11/1/07

Linton, Aryans and Aristocracy

Yogi said "you can see a lot by looking".  Yes, you can. 
I've been looking in a book.  I don't know why I didn't take anthropology in college, but I didn't.  And even if I did, I probably would not have noted the same things that i am taking note of now.
The book is "The Tree of Culture" by Ralph Linton, Vintage, 1958.  I bought it on Amazon.  The library didn't have a copy. 
I got hooked on this by reading a science fact article by L. Sprague de Camp "The Breeds of Man", Analog, April 1976.  Here is the paragraph:

"True. The late anthropologist Ralph Linton thought that certain Aryan attitudes had survived in the aristocratic code of medieval and baroque Europe.  He sited the European aristocrat's reverence for the military virtues, his casual attitude toward sex and religion, his fondness for hunting, fighting and gambling, and his contempt for honest toil.  In pre-Revolutionary France, a nobleman caught earning money by any means so shameful as trade or manual labor was held to have forfeited his rank."

Mr. de Camp goes on to doubt the connection between people of "noble" lineage and the Aryans of 1500 BCE. 

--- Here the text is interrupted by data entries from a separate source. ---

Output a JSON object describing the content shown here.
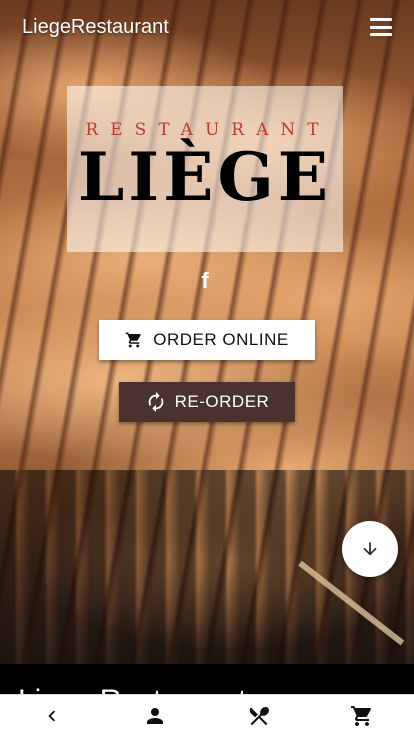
{
  "header": {
    "app_title": "LiegeRestaurant",
    "menu_icon": "hamburger-menu-icon"
  },
  "logo": {
    "subtitle": "RESTAURANT",
    "name": "LIÈGE"
  },
  "social": {
    "facebook_glyph": "f",
    "icon": "facebook-icon"
  },
  "actions": {
    "order_online_label": "ORDER ONLINE",
    "order_online_icon": "shopping-cart-icon",
    "reorder_label": "RE-ORDER",
    "reorder_icon": "refresh-icon"
  },
  "fab": {
    "icon": "arrow-down-icon"
  },
  "section": {
    "heading": "Liege Restaurant"
  },
  "bottom_nav": {
    "items": [
      {
        "icon": "chevron-left-icon"
      },
      {
        "icon": "person-icon"
      },
      {
        "icon": "fork-knife-icon"
      },
      {
        "icon": "shopping-cart-icon"
      }
    ]
  },
  "colors": {
    "reorder_bg": "#4a332e",
    "logo_subtitle": "#c0392b",
    "nav_bg": "#ffffff"
  }
}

However, linkage or not, the fact remains regarding the life philosophy of people who hold themselves to be "noble" or otherwise in a higher social class.  Dr. Linton, and his wife who completed the book after his death in 1953, provides further details in the book.  They mention the love of horsemanship, for example.  An aristocratic person in Europe would rather have his morals impinged than his riding ability.  So when use of horses gave way to the automobile, there was a certain transference to the auto.  Hunting and sports were held highly, and this sort of thing continues. 
I read this material, and it rang the bell for me.  Because I am a very different sort of person than the aristocracy.  I don't think that honest labor is demeaning nor does it lower one's social status. I am oh-hum regarding all sorts of sports and hunting.  And one's car does not delineate one's social status.  Of course, I am wrong.  That is the eye-opener for me.  For a great many people, this aristocratic image holds.  Cars and sports and business killings are everything. 
That explains a lot.  For example, boyhood friends that made such a fuss over sports.  I just couldn't see the value.  But to them, their linkage to sports was not just for the games, although there was a lot of that, but it also proved their social standing to their peers.  To say that "look at me, I am important, I have sports memorabilia."  That is also why players are so important.  And in real life, the people who have this self-image are also the ones that tend to be the ones in control, in management, or owners. 
I have found myself now filtering my image of the world through this lens.  When I see a celebrity or government official on the news, I think of how this Aryan culture is affecting them in their actions or statements. This attitude is instilled in them from a very young age.  Linton explains how, until recently (1953 in his case) that the upper crust aristocracy, that attended the very best private schools like Eton, actually received a relatively poor education.  However, they were instilled with "character".  That is, they knew their rightful place in life and society.  They learned to be brave, and outwardly honest, at least to peers.  Of course they could lie through teeth to commoners.  They received instruction to have (according to Linton's description) a "...casual attitude toward sex and religion... fondness for hunting, fighting and gambling, and...contempt for honest toil..." is instilled.  By the word "character", they don't mean a Boy Scout.